Filtering out BOT traffic so doesn't get captured in UEM
Hi-
I have a customer (vegas.com) who needs to filter out BOT traffic so it doesn't capture meaningless information that consumes all their paid for capture. I know we can filter out by IP ranges but what about filtering by user agent from tealeaf as something like this?
Drop28=reqfield HTTP_USER_AGENT contains crawl
Drop29=reqfield HTTP_USER_AGENT contains bot
Drop30=reqfield HTTP_USER_AGENT contains slurp
Drop31=reqfield HTTP_USER_AGENT contains spider
Drop32=reqfield HTTP_USER_AGENT contains jeeves
Drop33=reqfield HTTP_USER_AGENT contains Sleuth
Drop34=reqfield HTTP_USER_AGENT contains Nikto
Drop35=reqfield HTTP_USER_AGENT contains Nessus
Drop36=reqfield HTTP_USER_AGENT contains Heritrix
Drop37=reqfield HTTP_USER_AGENT contains IPCheck
can we filter those out so they don't get captured somehow?
thank you
~Brendan
Hi Brendan,
This would be an extension to the capturing restrictions that you currently can define for Browsers. There is currently no custom selection available just the predefined once.
Klaus
Brendan,
I assume bots do not eat up visit volume as they usually do not interpret JS...
That said I could imagine someone could hack something together to use the already existing "exclude" browser/versions in the UEM config.
I'm thinking of replacing the user Agent string on the webserver side (Apache mod_header conditional config) to set it to something very exotic (like Opera version 0.1) and then configure the UEM restriction to exclude that browser.

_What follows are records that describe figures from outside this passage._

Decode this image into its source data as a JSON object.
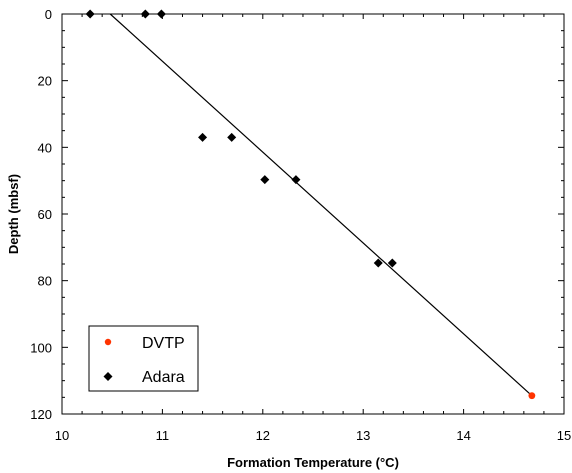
{
  "chart_data": {
    "type": "scatter",
    "title": "",
    "xlabel": "Formation Temperature (°C)",
    "ylabel": "Depth (mbsf)",
    "xlim": [
      10,
      15
    ],
    "ylim": [
      0,
      120
    ],
    "y_inverted": true,
    "x_ticks": [
      10,
      11,
      12,
      13,
      14,
      15
    ],
    "y_ticks": [
      0,
      20,
      40,
      60,
      80,
      100,
      120
    ],
    "grid": false,
    "legend_position": "bottom-left",
    "series": [
      {
        "name": "DVTP",
        "marker": "circle",
        "color": "#ff3300",
        "points": [
          {
            "x": 14.68,
            "y": 114.5
          }
        ]
      },
      {
        "name": "Adara",
        "marker": "diamond",
        "color": "#000000",
        "points": [
          {
            "x": 10.28,
            "y": 0
          },
          {
            "x": 10.83,
            "y": 0
          },
          {
            "x": 10.99,
            "y": 0
          },
          {
            "x": 11.4,
            "y": 37
          },
          {
            "x": 11.69,
            "y": 37
          },
          {
            "x": 12.02,
            "y": 49.7
          },
          {
            "x": 12.33,
            "y": 49.7
          },
          {
            "x": 13.15,
            "y": 74.7
          },
          {
            "x": 13.29,
            "y": 74.7
          }
        ]
      }
    ],
    "fit_line": {
      "color": "#000000",
      "points": [
        {
          "x": 10.48,
          "y": 0
        },
        {
          "x": 14.68,
          "y": 114.5
        }
      ]
    }
  }
}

I also tried to set the do-not-track header on Apache that way, which basically works if the signal handling is completely done on the Java/.Net backend and not on the webserver (due to the order of apache modules beeing processed).
Reinhard
Hi Reinhard,
Some bots like Google eat up license volume as they execute JavaScript!
Klaus
Another use case would be in test. Customer has a test environment with a small UEM volume in order to test their app with UEM, ensuring usernames are captured and so on. Selenium tests running on that environment should not use up the UEM volume...
Right now the only workaround is to filter out IPs that Selenium is using and hoping they don't suddenly change.
Best, Roman
Roman,
Another option is to override the useragent of the selenium browsers to identify themselves as a browser version that does not exist, for instance "Firefox/1500"
In UEM configuration, you can exclude firefox versions >= 1500 and exclude the selenium browser.
Also I think that dealing with bots can go a little bit deeper.
For example in the Errors view the bot traffic tend to generate alot of 404s since they are trying to index pages that are not valid any more leading to a "background noice" that can drown-out real problems that might occur and which doesn't generate enough of a signal to rise above bot-traffic.
One way to handle it would be to configure the error categories similar to "HTTP 4XX Response (internal)" with an "exclude bot" attribute or have user agent mapping rules able to configured, such that UA strings with "GoogleBot" could be excluded.
It's a bit separate so I'll make a separate RFE on that.